MANILA, Philippines – China isn’t recognizing an international court’s ruling that certain areas within the South China Sea are within the Philippines’ exclusive economic zone.
While it won in its legal battle, the Philippines isn’t ready to go to war with China to defend its right over the maritime territories.
So why force the issue?
This was the argument raised by President Rodrigo Duterte on Thursday, April 27, amid growing calls for him to include the Philippines’ 2016 legal victory against China before the UN Arbitral Tribunal in this year’s talks among members of the Association of Southeast Asian Nations (Asean).
“You cannot (include it in the talks) unless we are prepared to go to war. Gano’n lang ‘yan eh [That’s how it is],” Duterte told reporters on the sidelines of a joint press conference with Brunei Sultan Hassanal Bolkiah, among the first leaders who arrived in Manila for the 50th Asean summit.
According to the chief executive, China and the Philippines are “contending owners” of territories in the West Philippine Sea (South China Sea). He said China’s claim is based on history while that of the Philippines is based on the international law of the sea.
“Sabi niya, historically sa grandfather ng grandfather ko... Atin, it’s the entitlement by the…UNCLOS [China says historically, it’s owned by the grandfather of my grandfather. In our case, it’s the entitlement by the UN Convention of the Law of the Sea.]

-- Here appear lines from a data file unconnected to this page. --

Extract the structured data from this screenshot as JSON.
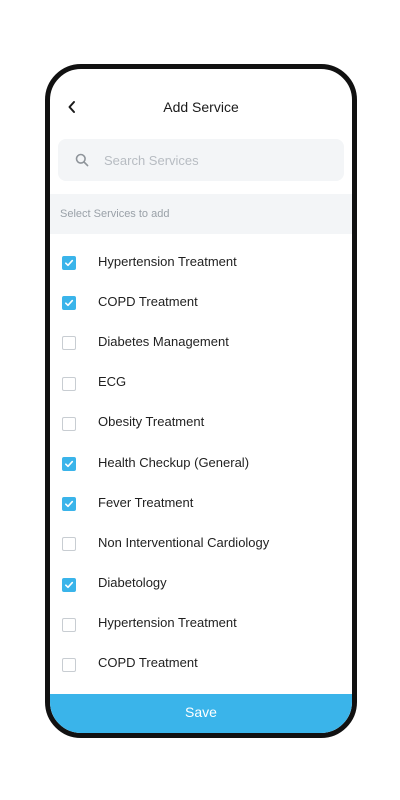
{
  "header": {
    "title": "Add Service",
    "back_icon": "chevron-left-icon"
  },
  "search": {
    "placeholder": "Search Services",
    "value": "",
    "icon": "search-icon"
  },
  "section": {
    "label": "Select Services to add"
  },
  "services": [
    {
      "label": "Hypertension Treatment",
      "checked": true
    },
    {
      "label": "COPD Treatment",
      "checked": true
    },
    {
      "label": "Diabetes Management",
      "checked": false
    },
    {
      "label": "ECG",
      "checked": false
    },
    {
      "label": "Obesity Treatment",
      "checked": false
    },
    {
      "label": "Health Checkup (General)",
      "checked": true
    },
    {
      "label": "Fever Treatment",
      "checked": true
    },
    {
      "label": "Non Interventional Cardiology",
      "checked": false
    },
    {
      "label": "Diabetology",
      "checked": true
    },
    {
      "label": "Hypertension Treatment",
      "checked": false
    },
    {
      "label": "COPD Treatment",
      "checked": false
    }
  ],
  "footer": {
    "save_label": "Save"
  },
  "colors": {
    "accent": "#3ab4ea",
    "field_background": "#f3f5f7",
    "frame": "#111111"
  }
}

And he said the Philippines could not just force China to acknowledge our right under UNCLOS because we would just be inviting trouble that we’re not ready to face.
“Before nagsabi na ang China, ‘We will not honor.’ So bakit mo pilitin ‘yan na, ‘O, ‘tang in*, you honor’? Hanap ka lang ng gulo.”
“Ngayon, preparado ba tayo manggulo? ‘Yan ang problema. Can we go to war?”
The President said he would only be ready to go to war if Filipinos would also be ready for it and would take the lead.
“Ako payag ako, mag-giyera tayo? O sige. Pero dapat kayo ang mauna diyan…Sakay tayo lahat. Bigyan ko kayo baril [Am I in favor of going to war? Okay. But you must be first…we will all hop in. I will give you guns.]
Asked if at the very least, he agreed that the international law was on the Philippines’ side and that what China was doing was against the same, Duterte said, “Insofar as this generation is concerned, wala ‘yong arbitral ruling noon [there was no arbitral ruling before]. So we are justified now.”
He added that the “simple education for all” on the maritime issues concerning China and the Philippines is that, “Might is right and right is might.”
Might is right means that those who are powerful can do what they wish unchallenged even if what they wish to do is unjustified.
Meanwhile, the phrase right is might was mentioned by former Department of Foreign Affairs Secretary Albert del Rosario in 2016 after the Philippines won its case against China before the UN-backed Permanent Court of Arbitration, implying that the rule of law and not one’s strength or force is the source of power.